Vasudha SharmaPh.D. student, Agricultural and Biological Systems Engineering
Advisor: Dr. Suat Irmak
Expected Graduation: May 2018
Vasudha Sharma always wanted to be an engineer and wanted a high-tech, rapidly advancing field of engineering with plenty of job opportunities and the potential to make a huge difference in the world. She found that field at the University of Nebraska. What did she choose?
“Agriculture is one of the most highly sophisticated and technologically advanced industries in the world,” she says.
And while the number of farms and farmers working in the United States has gone down, the University of Nebraska - Lincoln regularly sees more job openings in agricultural engineering than it has graduates to fill them. As the world’s population continues to grow and put increasing demands on the remaining farms and the earth’s water, soil, and energy supply, agricultural engineers are needed to conserve what we have and make the most of it.

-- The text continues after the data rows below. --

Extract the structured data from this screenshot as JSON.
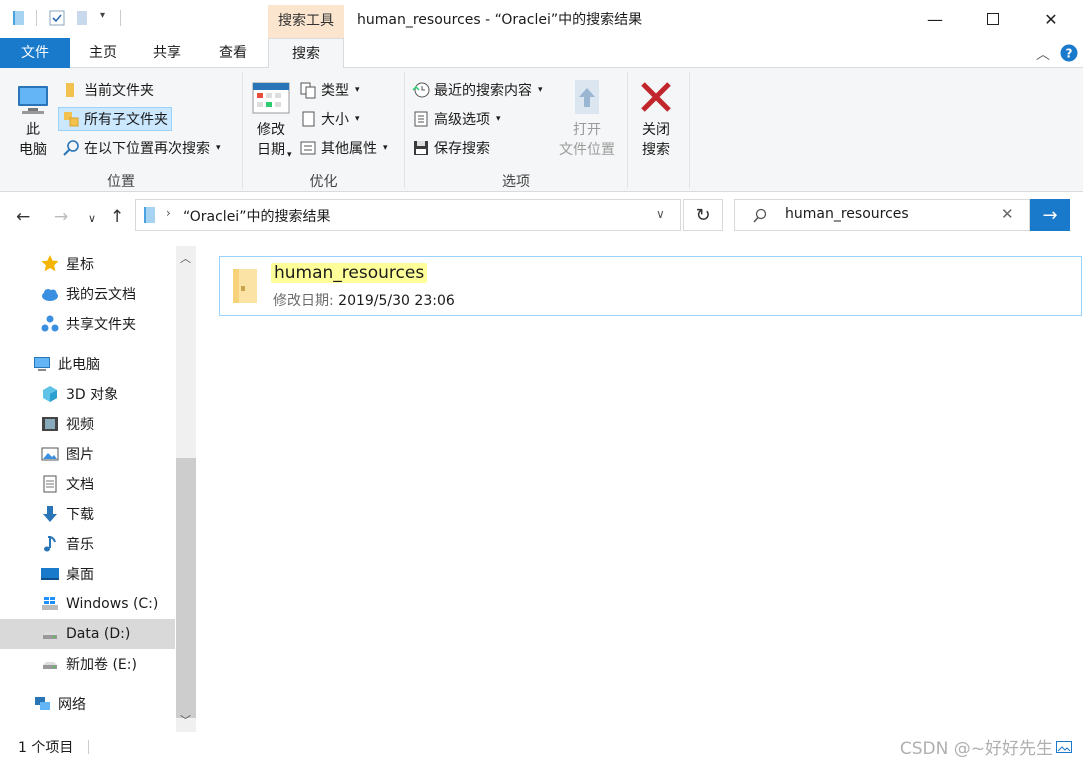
{
  "window": {
    "title": "human_resources - “Oraclei”中的搜索结果",
    "context_tab_group": "搜索工具"
  },
  "tabs": {
    "file": "文件",
    "home": "主页",
    "share": "共享",
    "view": "查看",
    "search": "搜索"
  },
  "ribbon": {
    "location": {
      "this_pc": "此\n电脑",
      "current_folder": "当前文件夹",
      "all_subfolders": "所有子文件夹",
      "search_again": "在以下位置再次搜索",
      "label": "位置"
    },
    "refine": {
      "date_modified": "修改\n日期",
      "kind": "类型",
      "size": "大小",
      "other_props": "其他属性",
      "label": "优化"
    },
    "options": {
      "recent_searches": "最近的搜索内容",
      "advanced": "高级选项",
      "save_search": "保存搜索",
      "open_location": "打开\n文件位置",
      "label": "选项"
    },
    "close": {
      "close_search": "关闭\n搜索"
    }
  },
  "address": {
    "path": "“Oraclei”中的搜索结果"
  },
  "search": {
    "query": "human_resources"
  },
  "nav": {
    "items": [
      {
        "label": "星标",
        "icon": "star-icon"
      },
      {
        "label": "我的云文档",
        "icon": "cloud-icon"
      },
      {
        "label": "共享文件夹",
        "icon": "share-icon"
      },
      {
        "label": "此电脑",
        "icon": "computer-icon"
      },
      {
        "label": "3D 对象",
        "icon": "cube-icon"
      },
      {
        "label": "视频",
        "icon": "video-icon"
      },
      {
        "label": "图片",
        "icon": "picture-icon"
      },
      {
        "label": "文档",
        "icon": "document-icon"
      },
      {
        "label": "下载",
        "icon": "download-icon"
      },
      {
        "label": "音乐",
        "icon": "music-icon"
      },
      {
        "label": "桌面",
        "icon": "desktop-icon"
      },
      {
        "label": "Windows (C:)",
        "icon": "windows-drive-icon"
      },
      {
        "label": "Data (D:)",
        "icon": "drive-icon",
        "selected": true
      },
      {
        "label": "新加卷 (E:)",
        "icon": "drive-icon"
      },
      {
        "label": "网络",
        "icon": "network-icon"
      }
    ]
  },
  "results": [
    {
      "name": "human_resources",
      "date_label": "修改日期:",
      "date": "2019/5/30 23:06"
    }
  ],
  "status": {
    "count": "1 个项目"
  },
  "watermark": "CSDN @~好好先生",
  "colors": {
    "accent": "#1979ca",
    "context_tab": "#fbe5cf",
    "highlight": "#ffff99",
    "selection_border": "#99d1ff"
  }
}
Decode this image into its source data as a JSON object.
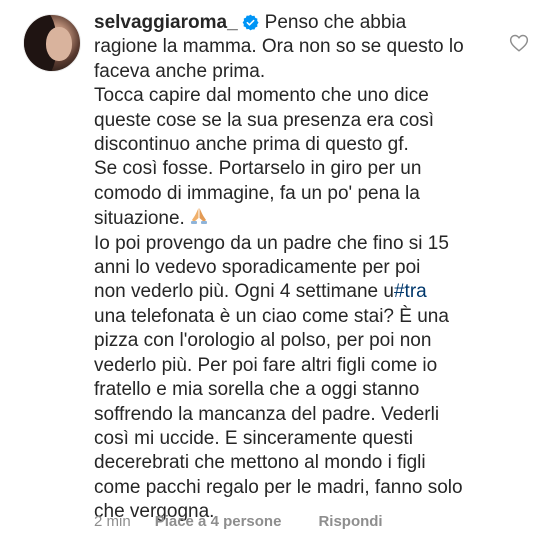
{
  "comment": {
    "username": "selvaggiaroma_",
    "lines": [
      "Penso che abbia",
      "ragione la mamma. Ora non so se questo lo",
      "faceva anche prima.",
      "Tocca capire dal momento che uno dice",
      "queste cose se la sua presenza era così",
      "discontinuo  anche prima di questo gf.",
      "Se così fosse. Portarselo in giro per un",
      "comodo di immagine, fa un po' pena la",
      "situazione.",
      "Io poi provengo da un padre che fino si 15",
      "anni lo vedevo sporadicamente per poi",
      "non vederlo più. Ogni 4 settimane u",
      "una telefonata è un ciao come stai? È una",
      "pizza con l'orologio al polso, per poi non",
      "vederlo più. Per poi fare altri figli come io",
      "fratello e mia sorella che a oggi stanno",
      "soffrendo la mancanza del padre. Vederli",
      "così mi uccide. E sinceramente questi",
      "decerebrati che mettono al mondo i figli",
      "come pacchi regalo per le madri, fanno solo",
      "che vergogna."
    ],
    "hashtag": "#tra",
    "emoji_icon": "folded-hands-icon"
  },
  "meta": {
    "time": "2 min",
    "likes": "Piace a 4 persone",
    "reply": "Rispondi"
  },
  "colors": {
    "text": "#262626",
    "meta": "#8e8e8e",
    "verified": "#0095f6",
    "hashtag": "#00376b"
  }
}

“In recent years we have seen that freshwater resources are depleting at the same time population is increasing,” Sharma says. “We are going to be nine billion soon, so it is very important to effectively use our water resources to increase the agricultural productivity to feed the future. The issue of water scarcity and increasing population is the same everywhere, whether in India or here. So it is important to come up with innovative ideas and to develop strategies of how to save water and grow more.”
With this in mind, Sharma completed her bachelor’s degree in agricultural engineering from Punjab Agricultural University, India, followed by her master’s degree at UNL in cover crop research, and is devoting her Ph.D. studies to irrigation engineering under the guidance of Professor Suat Irmak.
“In my master’s research, we developed the relationship of cover crop effects on soil quality and water availability for corn production,” Sharma says. “My Ph.D. research is focused on understanding the relationship between the soil, water and crop response to various environmental factors under various irrigation management practices. We do this by comparing two strategies. One strategy, known as variable rate irrigation, is applying water and fertilizers where they are really needed in the field. The other strategy, known as uniform or fixed rate irrigation, is to apply uniform amounts of water and fertilizer throughout the field without accounting for any spatial variability that might exist in the field. The goal is better irrigation and fertilizer management to optimize water use and perhaps increase the yield and profits.”
Sharma hopes to work as a professor or researcher when she graduates and is open to going anywhere to work. What’s most important to her is to use the knowledge she gained in her master’s and doctoral program at UNL to solve real-world problems in agriculture.
“There is so much potential in this field for coming generations in the United States and all over the world,” she says. “We have actually just started. We have so much to do.”